三重県立美術館で開催されている「テオ・ヤンセン展」を見てきたので、メモを残しておこうと思う。
どこかで見たような動きでありながら、多分どこでも見ていないような動き
昆虫のようでもありながら、ストランドビーストのような多関節多脚の生き物は、見たことが無かったと思う。
アートの世界で「見たことが無い」と感じてもらうために重要なのは、全く見たことが無いものを創るのではなく、既知のものに新規性を付けたすことであると聞いたことがある。
ストランドビーストの動きは見たことが無いと感じさせるが、しかしこの世で全く見たことが無い次元の動きではなかった。
存在の無意味さ
ストランドビーストは、人工生命としての背景(設定)がきちんと存在していることが、展示のタイトルや説明を読むと分かった。

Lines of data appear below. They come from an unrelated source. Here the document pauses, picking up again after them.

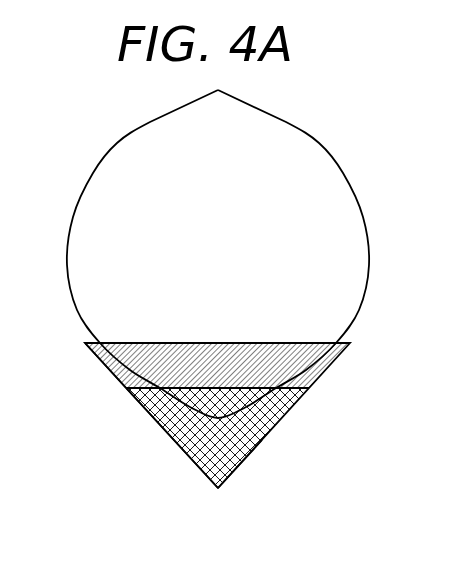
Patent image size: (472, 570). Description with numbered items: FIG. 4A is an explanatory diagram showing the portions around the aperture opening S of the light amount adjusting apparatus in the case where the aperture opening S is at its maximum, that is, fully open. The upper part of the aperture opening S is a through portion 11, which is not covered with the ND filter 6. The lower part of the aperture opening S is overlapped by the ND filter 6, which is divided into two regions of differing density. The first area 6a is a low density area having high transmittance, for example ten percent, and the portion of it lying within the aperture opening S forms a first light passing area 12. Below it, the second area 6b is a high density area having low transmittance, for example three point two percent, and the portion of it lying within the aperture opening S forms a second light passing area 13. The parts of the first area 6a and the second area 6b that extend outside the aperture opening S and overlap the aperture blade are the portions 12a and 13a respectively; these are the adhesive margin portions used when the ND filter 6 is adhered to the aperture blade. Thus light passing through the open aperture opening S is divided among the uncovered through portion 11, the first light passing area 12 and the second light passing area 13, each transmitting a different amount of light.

The aperture opening S is at (227, 254).
The through portion 11 is at (314, 157).
The first light passing area 12 is at (297, 342).
The second light passing area 13 is at (267, 421).
The adhesive margin portion of first area 12a is at (112, 373).
The adhesive margin portion of second area 13a is at (180, 446).
The ND filter 6 is at (249, 429).
The first area 6a is at (282, 384).
The second area 6b is at (236, 467).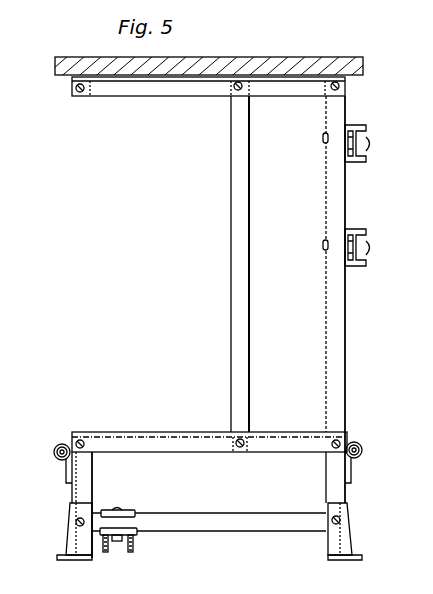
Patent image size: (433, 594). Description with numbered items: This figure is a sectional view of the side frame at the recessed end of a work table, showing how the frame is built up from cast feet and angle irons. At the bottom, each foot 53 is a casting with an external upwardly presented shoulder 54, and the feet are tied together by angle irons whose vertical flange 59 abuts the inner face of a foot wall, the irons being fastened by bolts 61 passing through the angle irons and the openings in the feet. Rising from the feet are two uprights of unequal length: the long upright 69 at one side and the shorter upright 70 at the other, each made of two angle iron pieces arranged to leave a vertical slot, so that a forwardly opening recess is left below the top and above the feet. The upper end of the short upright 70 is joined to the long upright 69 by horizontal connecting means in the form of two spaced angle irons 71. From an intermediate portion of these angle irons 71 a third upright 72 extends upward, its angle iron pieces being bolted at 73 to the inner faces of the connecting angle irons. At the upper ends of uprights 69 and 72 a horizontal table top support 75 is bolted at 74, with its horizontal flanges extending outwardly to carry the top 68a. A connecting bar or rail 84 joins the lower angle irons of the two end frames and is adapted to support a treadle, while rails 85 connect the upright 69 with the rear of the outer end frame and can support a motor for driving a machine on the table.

The top 68a is at (303, 57).
The horizontal table top support 75 is at (188, 98).
The bolt 74 is at (244, 89).
The third upright 72 is at (240, 328).
The upright 69 is at (345, 358).
The rail 85 is at (352, 163).
The angle iron 71 is at (160, 443).
The bolt 73 is at (238, 448).
The upright 70 is at (92, 492).
The shoulder 54 is at (72, 502).
The foot 53 is at (70, 543).
The bolt 61 is at (78, 522).
The vertical flange 59 is at (205, 528).
The connecting bar or rail 84 is at (135, 552).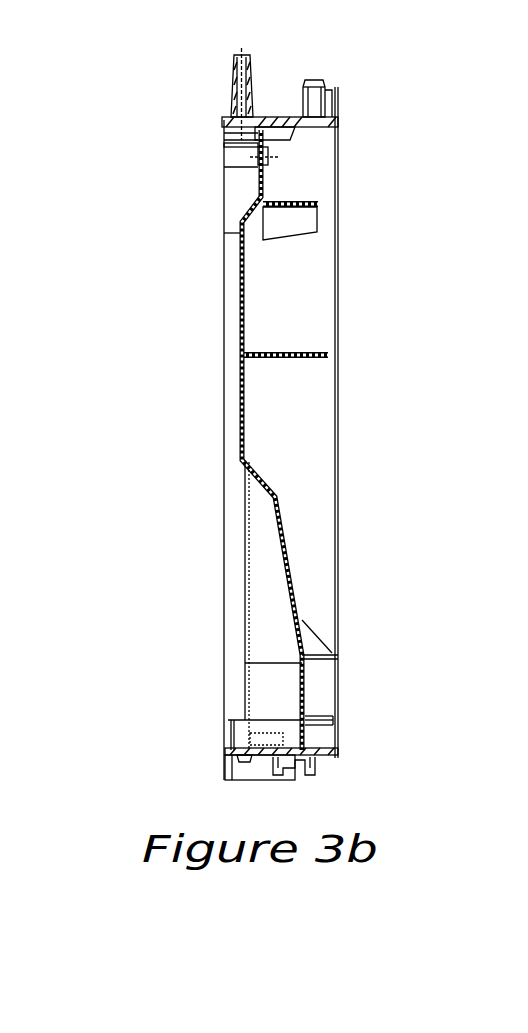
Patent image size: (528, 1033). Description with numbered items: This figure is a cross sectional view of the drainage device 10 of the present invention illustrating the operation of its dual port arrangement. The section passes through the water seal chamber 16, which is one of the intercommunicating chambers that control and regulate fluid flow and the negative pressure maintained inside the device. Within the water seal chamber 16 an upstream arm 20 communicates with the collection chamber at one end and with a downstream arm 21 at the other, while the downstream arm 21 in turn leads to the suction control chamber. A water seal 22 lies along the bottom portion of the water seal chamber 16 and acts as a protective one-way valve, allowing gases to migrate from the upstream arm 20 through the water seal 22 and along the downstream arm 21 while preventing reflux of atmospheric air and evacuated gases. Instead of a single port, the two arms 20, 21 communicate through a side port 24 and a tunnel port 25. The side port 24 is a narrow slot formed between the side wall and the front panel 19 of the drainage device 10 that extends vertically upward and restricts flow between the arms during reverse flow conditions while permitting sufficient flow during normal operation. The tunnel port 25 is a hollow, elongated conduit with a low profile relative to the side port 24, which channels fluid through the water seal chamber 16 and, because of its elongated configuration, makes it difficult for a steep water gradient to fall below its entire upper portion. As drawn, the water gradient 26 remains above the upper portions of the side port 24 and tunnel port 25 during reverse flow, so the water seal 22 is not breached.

The drainage device 10 is at (346, 81).
The water seal chamber 16 is at (236, 577).
The front panel 19 is at (224, 285).
The upstream arm 20 is at (232, 384).
The downstream arm 21 is at (267, 605).
The water seal 22 is at (305, 715).
The side port 24 is at (226, 736).
The tunnel port 25 is at (274, 757).
The water gradient 26 is at (297, 733).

独自な世界観なので、ちょっと筋を間違えるとチュウニ的なお話にも読めてしまうが、そこはお楽しみ要素だと思うので、気にしなかった。
ストランドビーストは作品としての金銭を生んでいるかもしれないが、テオ・ヤンセンは金儲けのためにストランドビーストをつくっているようには思えなかった。
ストランドビーストもまた、金儲けをしようとせず、ただ歩くことだけで、美しさと面白さで人の心を打つ存在であり、その存在こそがまさに芸術なのだと思った。
実際に見ること
ストランドビーストの歩く姿は、Youtubeでたくさん見られる。
美術館でのデモンストレーションは、私も動画を撮ったが、動画を撮りながらモニターごしにストランドビーストを見て満足していてはダメだなと感じた。
ふとモニターから目を離し、ストランドビーストの実物が目の前を歩く、動くというさまを見ていると、動画に撮れる面白さ以上のものが見えるし、感じられる気がした。
私の動画撮影の腕が未熟であることが大きいと思うが、記録を撮ることを優先しすぎず、自分の五感でしっかり受け取ることは、もうちょっと大事にしようと思った。
おしまいに
ストランドビーストは、現代アートの領域にあるのかもしれない。しかし、ストランドビーストはものすごく純度の高い芸術作品だと感じた。
今回の展示を見て、どういう影響を受けたことになるのかは、まだ全然分からないし、何かの役に立ったと思う芸術なんて、まやかしなのかもしれない。
でも、見たことの無いものを見られたという、いい経験になったのではないかと感じている。